4. Siendo una pieza narrativa tan clara, está lo mismo cubierta por esa
bruma imaginal sorrentiniana, ese profundo onirismo suyo, lo que en otro lado
he llamado su surrealismo seráfico. Una narrativa simbólica, realmente, porque
Sorrentino es un
gran maestro del símbolo, lo cual da fuerza poética y esotérica a todo lo que
hace. Pero el símbolo no sustituye la palabra (ni el silencio, para el caso)

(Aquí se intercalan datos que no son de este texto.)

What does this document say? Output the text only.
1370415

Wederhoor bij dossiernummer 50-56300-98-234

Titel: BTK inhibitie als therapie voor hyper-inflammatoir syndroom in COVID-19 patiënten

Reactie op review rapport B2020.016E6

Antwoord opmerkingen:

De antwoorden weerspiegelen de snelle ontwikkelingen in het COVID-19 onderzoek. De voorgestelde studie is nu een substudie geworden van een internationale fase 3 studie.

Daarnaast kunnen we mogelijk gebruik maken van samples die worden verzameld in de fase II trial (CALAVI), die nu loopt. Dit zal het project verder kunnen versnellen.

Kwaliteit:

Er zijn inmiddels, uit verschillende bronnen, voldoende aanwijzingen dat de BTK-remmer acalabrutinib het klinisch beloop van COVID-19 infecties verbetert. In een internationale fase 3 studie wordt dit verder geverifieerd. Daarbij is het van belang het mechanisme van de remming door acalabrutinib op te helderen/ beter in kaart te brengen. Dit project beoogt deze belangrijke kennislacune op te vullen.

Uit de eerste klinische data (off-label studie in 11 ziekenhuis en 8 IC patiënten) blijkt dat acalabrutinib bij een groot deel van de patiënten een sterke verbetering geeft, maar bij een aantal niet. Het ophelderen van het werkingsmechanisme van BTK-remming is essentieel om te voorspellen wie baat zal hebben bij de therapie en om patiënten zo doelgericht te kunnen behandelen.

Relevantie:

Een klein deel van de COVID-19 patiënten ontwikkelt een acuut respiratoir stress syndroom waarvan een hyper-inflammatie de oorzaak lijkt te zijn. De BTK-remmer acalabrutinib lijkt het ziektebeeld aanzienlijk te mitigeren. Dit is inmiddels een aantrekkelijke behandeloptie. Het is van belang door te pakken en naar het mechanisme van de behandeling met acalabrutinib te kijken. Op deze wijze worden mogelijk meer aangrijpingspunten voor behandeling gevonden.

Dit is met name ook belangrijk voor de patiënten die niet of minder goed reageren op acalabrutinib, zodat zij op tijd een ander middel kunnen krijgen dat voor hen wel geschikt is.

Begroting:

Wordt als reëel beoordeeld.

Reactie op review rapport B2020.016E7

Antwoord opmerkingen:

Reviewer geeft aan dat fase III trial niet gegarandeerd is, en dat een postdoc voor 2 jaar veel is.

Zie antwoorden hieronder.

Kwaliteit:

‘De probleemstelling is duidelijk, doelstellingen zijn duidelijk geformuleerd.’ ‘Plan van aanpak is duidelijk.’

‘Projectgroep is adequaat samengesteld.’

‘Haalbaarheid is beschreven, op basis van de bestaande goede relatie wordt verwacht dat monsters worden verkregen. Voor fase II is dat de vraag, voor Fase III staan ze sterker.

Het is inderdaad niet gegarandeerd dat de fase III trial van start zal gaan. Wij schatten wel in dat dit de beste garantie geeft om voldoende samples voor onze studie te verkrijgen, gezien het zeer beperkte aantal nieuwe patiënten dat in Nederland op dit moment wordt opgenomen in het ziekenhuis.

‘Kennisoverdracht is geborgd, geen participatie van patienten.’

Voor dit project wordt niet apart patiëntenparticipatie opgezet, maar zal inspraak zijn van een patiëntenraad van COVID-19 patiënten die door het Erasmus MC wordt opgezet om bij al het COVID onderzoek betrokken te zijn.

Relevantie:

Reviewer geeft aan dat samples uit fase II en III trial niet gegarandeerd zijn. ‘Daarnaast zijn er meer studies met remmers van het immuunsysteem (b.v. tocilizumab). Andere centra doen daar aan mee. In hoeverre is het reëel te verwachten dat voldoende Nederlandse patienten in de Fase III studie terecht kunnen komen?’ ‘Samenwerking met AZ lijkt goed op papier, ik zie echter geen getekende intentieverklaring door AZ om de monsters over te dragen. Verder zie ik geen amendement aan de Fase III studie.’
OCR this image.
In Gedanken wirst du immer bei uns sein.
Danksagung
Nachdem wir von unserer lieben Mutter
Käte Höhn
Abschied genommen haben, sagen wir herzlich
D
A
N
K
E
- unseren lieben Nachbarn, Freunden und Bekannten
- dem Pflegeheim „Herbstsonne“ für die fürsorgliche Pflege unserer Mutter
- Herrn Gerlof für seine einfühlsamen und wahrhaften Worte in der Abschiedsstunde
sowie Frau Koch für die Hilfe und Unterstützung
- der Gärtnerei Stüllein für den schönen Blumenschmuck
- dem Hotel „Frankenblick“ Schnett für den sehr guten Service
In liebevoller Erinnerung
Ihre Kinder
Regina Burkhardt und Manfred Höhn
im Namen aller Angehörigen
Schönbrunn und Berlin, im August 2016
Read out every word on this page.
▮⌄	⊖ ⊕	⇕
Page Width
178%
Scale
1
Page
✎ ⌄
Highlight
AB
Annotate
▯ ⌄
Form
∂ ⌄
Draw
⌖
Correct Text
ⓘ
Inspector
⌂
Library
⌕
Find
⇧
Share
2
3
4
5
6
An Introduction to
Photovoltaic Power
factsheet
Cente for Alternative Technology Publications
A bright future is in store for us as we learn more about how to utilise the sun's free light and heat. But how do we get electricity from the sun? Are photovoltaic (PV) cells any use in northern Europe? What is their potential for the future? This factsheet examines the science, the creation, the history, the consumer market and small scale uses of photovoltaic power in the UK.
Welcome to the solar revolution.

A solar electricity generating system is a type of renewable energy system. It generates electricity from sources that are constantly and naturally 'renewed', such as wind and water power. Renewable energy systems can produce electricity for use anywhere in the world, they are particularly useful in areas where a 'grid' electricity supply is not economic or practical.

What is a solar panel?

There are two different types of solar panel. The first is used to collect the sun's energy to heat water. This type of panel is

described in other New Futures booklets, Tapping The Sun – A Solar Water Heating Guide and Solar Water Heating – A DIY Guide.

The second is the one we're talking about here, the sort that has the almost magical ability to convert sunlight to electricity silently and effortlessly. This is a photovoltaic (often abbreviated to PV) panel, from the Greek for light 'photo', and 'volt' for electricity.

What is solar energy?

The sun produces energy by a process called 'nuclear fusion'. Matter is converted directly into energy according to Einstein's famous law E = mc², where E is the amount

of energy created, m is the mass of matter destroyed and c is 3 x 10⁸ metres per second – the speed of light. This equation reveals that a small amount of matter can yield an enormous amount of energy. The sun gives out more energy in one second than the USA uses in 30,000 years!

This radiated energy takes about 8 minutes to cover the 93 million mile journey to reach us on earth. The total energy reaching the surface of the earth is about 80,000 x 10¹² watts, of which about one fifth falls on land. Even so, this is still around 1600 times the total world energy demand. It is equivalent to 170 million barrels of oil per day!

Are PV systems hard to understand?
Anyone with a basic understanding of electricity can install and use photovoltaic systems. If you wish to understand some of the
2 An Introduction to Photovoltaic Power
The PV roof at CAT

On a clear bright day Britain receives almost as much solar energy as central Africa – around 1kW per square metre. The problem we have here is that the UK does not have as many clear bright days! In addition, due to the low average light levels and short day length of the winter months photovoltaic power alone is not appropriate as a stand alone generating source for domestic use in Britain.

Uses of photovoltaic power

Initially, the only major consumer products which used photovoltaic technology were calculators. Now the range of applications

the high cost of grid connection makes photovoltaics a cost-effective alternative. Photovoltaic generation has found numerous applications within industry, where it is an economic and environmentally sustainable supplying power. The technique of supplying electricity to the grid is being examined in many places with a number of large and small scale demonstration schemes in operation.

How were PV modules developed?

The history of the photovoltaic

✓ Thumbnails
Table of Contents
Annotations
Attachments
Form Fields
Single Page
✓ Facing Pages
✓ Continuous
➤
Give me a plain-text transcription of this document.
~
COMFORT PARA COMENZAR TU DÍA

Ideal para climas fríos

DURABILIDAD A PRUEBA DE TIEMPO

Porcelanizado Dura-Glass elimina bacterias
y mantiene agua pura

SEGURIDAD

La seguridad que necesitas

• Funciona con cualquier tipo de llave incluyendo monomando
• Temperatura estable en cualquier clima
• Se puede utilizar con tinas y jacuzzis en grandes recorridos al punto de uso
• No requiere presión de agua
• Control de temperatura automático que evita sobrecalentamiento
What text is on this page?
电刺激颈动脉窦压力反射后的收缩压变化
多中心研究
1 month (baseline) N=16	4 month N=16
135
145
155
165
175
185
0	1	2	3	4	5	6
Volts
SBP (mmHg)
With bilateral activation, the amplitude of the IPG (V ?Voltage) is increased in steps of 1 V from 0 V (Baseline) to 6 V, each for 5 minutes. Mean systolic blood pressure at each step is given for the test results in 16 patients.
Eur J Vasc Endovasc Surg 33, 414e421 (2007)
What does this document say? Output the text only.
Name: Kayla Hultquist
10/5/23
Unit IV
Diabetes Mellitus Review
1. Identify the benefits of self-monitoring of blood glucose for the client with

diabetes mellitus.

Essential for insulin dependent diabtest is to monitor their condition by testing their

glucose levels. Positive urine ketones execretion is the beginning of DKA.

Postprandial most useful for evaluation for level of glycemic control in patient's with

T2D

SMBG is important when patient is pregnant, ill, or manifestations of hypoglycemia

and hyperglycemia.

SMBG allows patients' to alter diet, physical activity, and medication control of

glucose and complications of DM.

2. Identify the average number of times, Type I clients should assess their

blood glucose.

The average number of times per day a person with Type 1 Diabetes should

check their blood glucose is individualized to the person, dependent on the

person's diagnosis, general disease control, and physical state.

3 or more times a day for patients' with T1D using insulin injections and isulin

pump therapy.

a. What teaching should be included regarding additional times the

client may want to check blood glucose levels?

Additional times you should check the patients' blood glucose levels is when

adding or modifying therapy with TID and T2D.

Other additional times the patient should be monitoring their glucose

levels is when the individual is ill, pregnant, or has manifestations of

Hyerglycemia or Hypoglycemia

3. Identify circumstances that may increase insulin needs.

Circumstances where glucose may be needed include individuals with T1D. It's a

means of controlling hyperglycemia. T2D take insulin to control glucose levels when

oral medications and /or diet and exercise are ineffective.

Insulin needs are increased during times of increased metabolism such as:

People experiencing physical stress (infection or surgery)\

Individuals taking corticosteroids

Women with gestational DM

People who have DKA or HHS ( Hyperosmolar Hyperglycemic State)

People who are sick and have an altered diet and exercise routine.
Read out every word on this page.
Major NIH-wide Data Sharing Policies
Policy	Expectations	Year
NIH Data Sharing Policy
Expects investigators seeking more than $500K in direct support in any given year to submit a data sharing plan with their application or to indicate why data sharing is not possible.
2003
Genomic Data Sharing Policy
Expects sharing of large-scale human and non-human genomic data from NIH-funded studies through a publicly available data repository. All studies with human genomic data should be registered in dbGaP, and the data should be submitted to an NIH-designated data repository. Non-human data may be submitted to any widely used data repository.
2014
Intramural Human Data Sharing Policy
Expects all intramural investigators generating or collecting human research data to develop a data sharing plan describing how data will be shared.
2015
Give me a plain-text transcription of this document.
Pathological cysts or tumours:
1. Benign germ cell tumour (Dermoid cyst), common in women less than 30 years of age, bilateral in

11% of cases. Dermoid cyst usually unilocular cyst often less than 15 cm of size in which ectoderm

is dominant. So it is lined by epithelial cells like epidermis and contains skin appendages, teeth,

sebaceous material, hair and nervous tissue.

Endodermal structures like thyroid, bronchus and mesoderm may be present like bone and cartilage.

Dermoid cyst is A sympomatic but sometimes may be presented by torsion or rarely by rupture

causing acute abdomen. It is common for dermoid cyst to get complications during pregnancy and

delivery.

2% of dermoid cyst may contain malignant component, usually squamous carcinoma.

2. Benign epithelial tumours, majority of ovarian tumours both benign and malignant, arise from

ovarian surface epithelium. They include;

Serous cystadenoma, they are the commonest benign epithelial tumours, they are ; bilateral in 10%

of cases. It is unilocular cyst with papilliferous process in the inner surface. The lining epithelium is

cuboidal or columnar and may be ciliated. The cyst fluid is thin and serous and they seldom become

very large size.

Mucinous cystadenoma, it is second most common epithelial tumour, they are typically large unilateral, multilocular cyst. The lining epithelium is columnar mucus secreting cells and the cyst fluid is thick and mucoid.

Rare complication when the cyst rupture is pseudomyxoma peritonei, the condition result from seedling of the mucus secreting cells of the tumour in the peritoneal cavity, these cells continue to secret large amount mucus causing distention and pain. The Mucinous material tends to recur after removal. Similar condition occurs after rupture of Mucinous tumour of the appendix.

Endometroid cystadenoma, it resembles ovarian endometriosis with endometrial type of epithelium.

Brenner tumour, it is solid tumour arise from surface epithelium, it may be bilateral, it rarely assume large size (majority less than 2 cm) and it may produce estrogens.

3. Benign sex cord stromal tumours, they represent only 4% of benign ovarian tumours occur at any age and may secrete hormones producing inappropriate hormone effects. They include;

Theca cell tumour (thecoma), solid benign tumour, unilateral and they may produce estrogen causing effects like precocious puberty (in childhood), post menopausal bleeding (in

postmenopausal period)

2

que es usada con enorme virtuosismo y contundencia –Sorrentino es el
dialoguista más exquisito.
La
mirada culta y enterada del director genovés, grave, numinosa, pero también
maliciosa y humorística, penetra las intimidades de sus personajes, con toda
suerte de comentarios, de insights estéticos. Es lo
que uno espera del cineasta europeo más clásicamente europeo que hay en este
momento.
Sabemos
sí que Sorrentino es el rey del esteticismo, y lo que otros hacen muy bien,
Sorrentino hace con la sensibilidad de un ángel. Este lenguaje suyo no descuida
un color, un hilo narrativo, una palabra.
Maestro
del detalle, altamente visual, altamente auditivo, altamente audiovisual y
narrativo, nos ofrece todo el tiempo imprevistas soluciones de cámara, que lo
dejan a uno con la boca abierta, cromatismos exuberantes, formidables
perspectivas, drapeados de raccords, un soundtrack sin competencia (Sorrentino
es el mejor constructor de bandas sonoras, y quien diga otra cosa será quemado
en la hoguera) y una miríada de frases apodícticas y necesarias.
Ya la
introducción de la serie –con el meteoro viajando a la par del Papa, de cuadro
en cuadro, y cayendo por fin en Juan Pablo Segundo, homenaje a La Nona Ora– nos
introduce a full a esa formidable atmósfera sorrentiniana.
Ópera suficientemente compleja, con una puntuación muy elaborada, pero que
no obstante no sofoca su misterio y su sentido. Una ópera infinita en donde un
Dios omnilatente estuviera pendiente de todos y cada uno de los instrumentos.